Se trata entonces de la identificación y poder de empoderamiento de aquellos atractivos priorizados con los que se establecería un nexo de cooperación.

Esto significa que si hablamos de enoturismo, estamos hablando de destinos turísticos en zonas rurales (lo que se suele denominar turismo rural), donde el principal recurso y atractivo son los viñedos y los vinos, pero no es el único recurso, ni mucho menos, ya que hay que añadir diferentes pueblos, alojamientos de diversas tipologías, restaurantes, animación, equipamientos públicos, etc. y algo que se suele olvidar tenerlo en cuenta que es ni más ni menos que el entorno natural donde se ubica el destino, su "hinterland", que realmente es el sustrato que permite su subsistencia y que ha sido olvidado a menudo.

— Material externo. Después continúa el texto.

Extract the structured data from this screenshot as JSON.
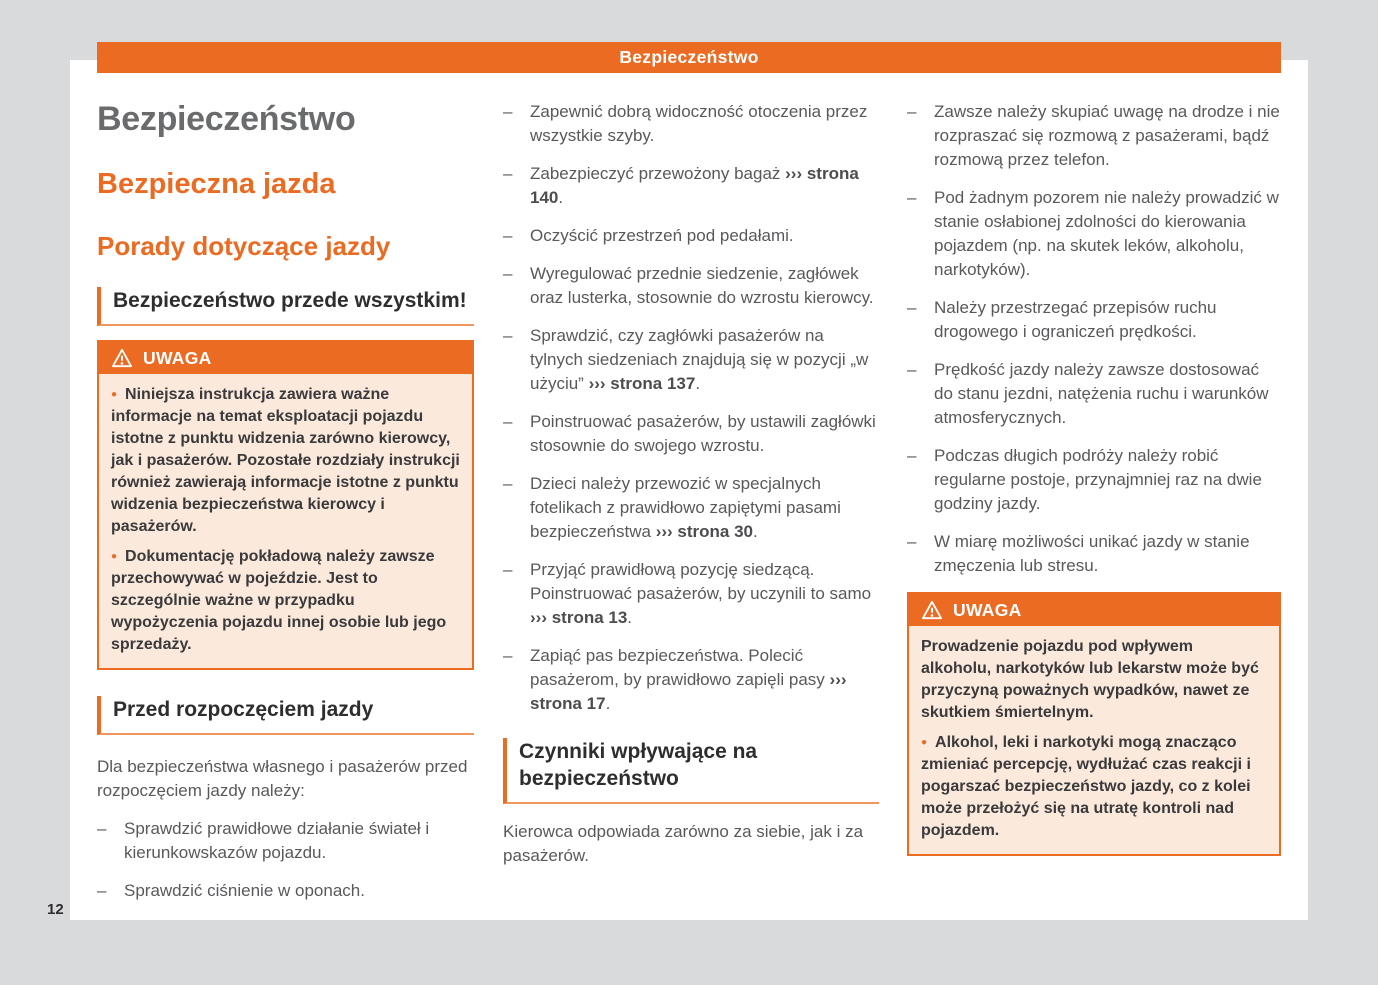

Este concepto ayuda a comprender que las actuaciones en el conjunto del territorio, el "hinterland" del destino tiene un gran efecto positivo en el destino turístico.

La naturaleza es un extraordinario valor añadido, que servirá para crear destinos diferenciados, sostenibles y competitivos

De hecho tanto viñedos como actividad turística han usado el entorno natural, provocando una serie de impactos negativos y ahora ha llegado la hora de revertirlos, de regenerar ese entorno natural del cual se nutren, tanto por la propia salud del ecosistema y los cultivos, como porque la naturaleza es un extraordinario valor añadido, que servirá para crear destinos diferenciados, sostenibles y competitivos.

La tendencia del turismo en especial en las zonas rurales, incluye 3 líneas: sostenibilidad, emociones-experiencias y mercado verde

 

Sin duda alguna, la tendencia del turismo en especial en las zonas rurales, incluye 3 líneas: sostenibilidad, emociones-experiencias y mercado verde y por otra parte si nos referimos a poder dar respuesta a los cambios ambientales tan transcendentales que están ocurriendo y que seguro se incrementarán, como el cambio climático (crisis climática) y la pérdida de biodiversidad, podemos afirmar que existen 3 palabras clave que nos ayudaran a percibir el futuro más próximo, como son: compensación por regeneración del entorno del destino y su "hinterland" (no tener que actuar en áreas naturales a miles de kilómetros, que suena más a greenwashing); y por supuesto la adaptación y mitigación de los efectos adversos.

 

Estas 3 palabras clave no solo valdrían para responder a este cambio físico, sino también al de la demanda turística más exigente y con cada vez mas motivaciones y expectativas relacionadas con la Naturaleza, salud y el bienestar, que coinciden con los propios argumentos de innovación en el turismo rural que he identificado en mi último libro sobre la Nueva Era del Turismo Rural.

Por tanto cuando hablamos de enoturismo, se debería pensar en gestionar y empoderarse turísticamente hablando no solo de los viñedos, sino de su entorno natural, social y cultural, para que de esta forma no solo responder al futuro inmediato (próximas décadas) sino también a las expectativas de una demanda más cercana al mercado verde, tan presente en el contexto europeo y norteamericano.

Así, es fundamental pensar en regeneración del entorno natural, recuperando hábitats para acoger fauna silvestre y al mismo tiempo que este nuevo entorno sea visible y perceptible por la demanda, para que de esta forma se valore el producto y experiencia final.

Y esta recuperación es beneficiosa también para la salud y mejora de los propios viñedos que se traducirá en una mejor calidad del producto final, es decir la conocida estrategia ganadora del win-win.